Well, I like boats, especially sail boats. I like laying out in the sun and it is supposed to be nice over the weekend. I get to have like two days off and I don't have to spend much $$. But I really need to get some projects/finances squared away and two days would be perfect. I don't really want my burn to be completely exposed to the sun and there isn't really an easy way to cover it without bandaging it. ahem...I would so rather go biking this weekend ahem... If I stayed home I might be able to swindle some work time out of Jillian. Ok well maybe not - now I feel bad.

Ok sailing sounds better. As I look at that last paragraph I'm thinking -- Sunny weekend? ..... Or rainy bills? ....Sunny or Rain? Sunny.......or Rain? Yea. I'll see yall on Tuesday. Have a good weekend.
No way.
Wait. It's Thursday? ....hold on....

Tuesday, August 05, 2003

Have you seen how much parking passes are this year? $300. $300!!!! I can't believe it. I'm really glad I can walk to class this year. That's $300 I can now use on books....which of course are going to be $400. :-)
I have so many ideas flowing through my head right now. I know, I know, it's 8am but I can't stop thinking about decorating and staining and painting and making flower arrangements and unpacking and sewing and shopping for crafts...............sorry got carried away for a second. My mom thinks I'm crazy but I'm really not....just creatively charged :-)

Friday, August 01, 2003

By myself in the offfice .... by myself in the oooffffffice.... I know I needed to be antisocial this week but I didn't mean I wanted to sit in the office alone.

At least I have the internet and some old magazines to keep me busy through lunch. I remember when I was working valet and they scheduled me to work at Fairlane Mall bout 3 or 4 years ago. A new restaurant was moving in and they wanted to have valet get used to the lone booth outside the mall entrance; a cement box with a window and a chair - yea. I had 3 cars in 8 hours and nothing to do. No internet, magazine, book, whatever......just a window and a watch. It sucked. The cars were ghettttto too, which made it even worse. In one, I couldn't even reach the pedals cause the drivers seat was so far back - it was in the back seat. In another, the guy tricked out the kill-switch so that you had to push the window control down in order to start the car. I thought it was quite clever but it would've been nice to know that before I ran all the way over to his car.

I loved the job when I worked in Troy though. It had low responsibility, lots of excercise, and I got to get away with a lot of stuff I shouldn't have. But with as much shit I got away with, the last time I worked there I had to pay dues and insurance which was bogus but I also got stuck with someone's missing tickets because my shift ended the latest. So what goes around comes around I guess. I wouldn't work for the same company again but I wouldn't mind the job. I was asked all the time if I wanted to pick up extra shifts at parties or the Opera house. You can make some mad cash downtown but I never wanted to do it.....I was already taking over a bunch of shifts in Troy. Plus the Opera House gigs ran real late at night; 8-3am shifts at the Opera House then 6:30am-1pm shifts at Troy? Nah.

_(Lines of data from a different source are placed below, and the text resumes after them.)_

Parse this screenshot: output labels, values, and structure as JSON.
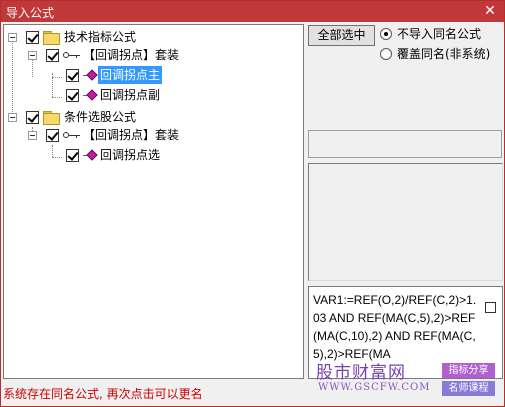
{
  "window": {
    "title": "导入公式",
    "close_glyph": "✕"
  },
  "tree": {
    "group1": {
      "label": "技术指标公式",
      "suite": {
        "label": "【回调拐点】套装",
        "items": [
          {
            "label": "回调拐点主",
            "selected": true
          },
          {
            "label": "回调拐点副",
            "selected": false
          }
        ]
      }
    },
    "group2": {
      "label": "条件选股公式",
      "suite": {
        "label": "【回调拐点】套装",
        "items": [
          {
            "label": "回调拐点选",
            "selected": false
          }
        ]
      }
    }
  },
  "options": {
    "select_all_label": "全部选中",
    "radio_no_import": "不导入同名公式",
    "radio_overwrite": "覆盖同名(非系统)",
    "selected_radio": "radio_no_import"
  },
  "formula_text": "VAR1:=REF(O,2)/REF(C,2)>1.03 AND REF(MA(C,5),2)>REF(MA(C,10),2) AND REF(MA(C,5),2)>REF(MA",
  "watermark": {
    "title": "股市财富网",
    "url": "WWW.GSCFW.COM",
    "tag1": "指标分享",
    "tag2": "名师课程"
  },
  "status_text": "系统存在同名公式, 再次点击可以更名",
  "colors": {
    "titlebar": "#c0383a",
    "status": "#d00000",
    "selection": "#3399ff"
  }
}
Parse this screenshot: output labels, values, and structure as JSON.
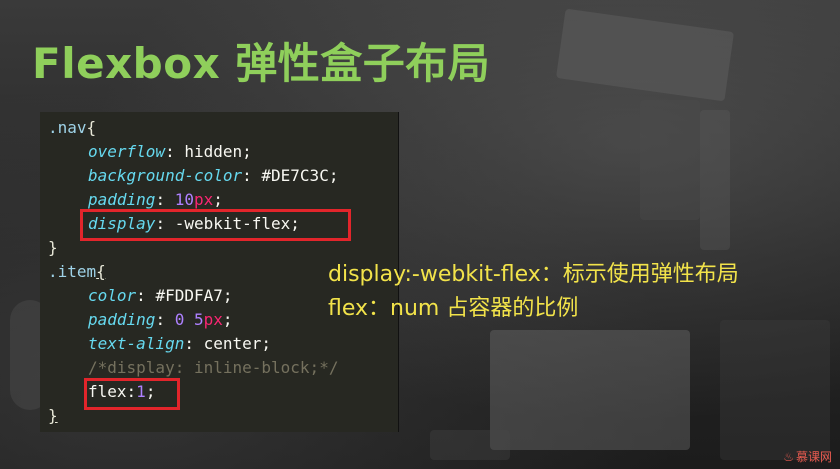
{
  "slide": {
    "title": "Flexbox 弹性盒子布局"
  },
  "code": {
    "nav_selector": ".nav",
    "open_brace": "{",
    "close_brace": "}",
    "nav_props": [
      {
        "prop": "overflow",
        "value": "hidden"
      },
      {
        "prop": "background-color",
        "value": "#DE7C3C"
      },
      {
        "prop": "padding",
        "num": "10",
        "unit": "px"
      },
      {
        "prop": "display",
        "value": "-webkit-flex"
      }
    ],
    "item_selector": ".item",
    "item_props": [
      {
        "prop": "color",
        "value": "#FDDFA7"
      },
      {
        "prop": "padding",
        "num1": "0",
        "num2": "5",
        "unit": "px"
      },
      {
        "prop": "text-align",
        "value": "center"
      }
    ],
    "comment": "/*display: inline-block;*/",
    "flex_prop": "flex",
    "flex_value": "1"
  },
  "notes": {
    "line1": "display:-webkit-flex：标示使用弹性布局",
    "line2": "flex：num  占容器的比例"
  },
  "highlight_color": "#e2252b",
  "watermark": {
    "icon": "flame-icon",
    "text": "慕课网"
  }
}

The job taught me a lot about tipping. I remember what it felt like to have someone hand you a $100 bill and tell you to keep the change. I also remember how it felt to tell someone "sir, parking is $5 today." and have him hand you a five then leave. Makes you kinda wanna touch keys to paint as he's drivin away. I try though - if I have the money - I try to give as much as I can. Waitresses only make about $3.75 an hour....they need my tip :-)

Anyway, so I'm still in the office alone bloggie. Well maybe I should go see what's gonna on out in the back real quick. Peace out and tip well!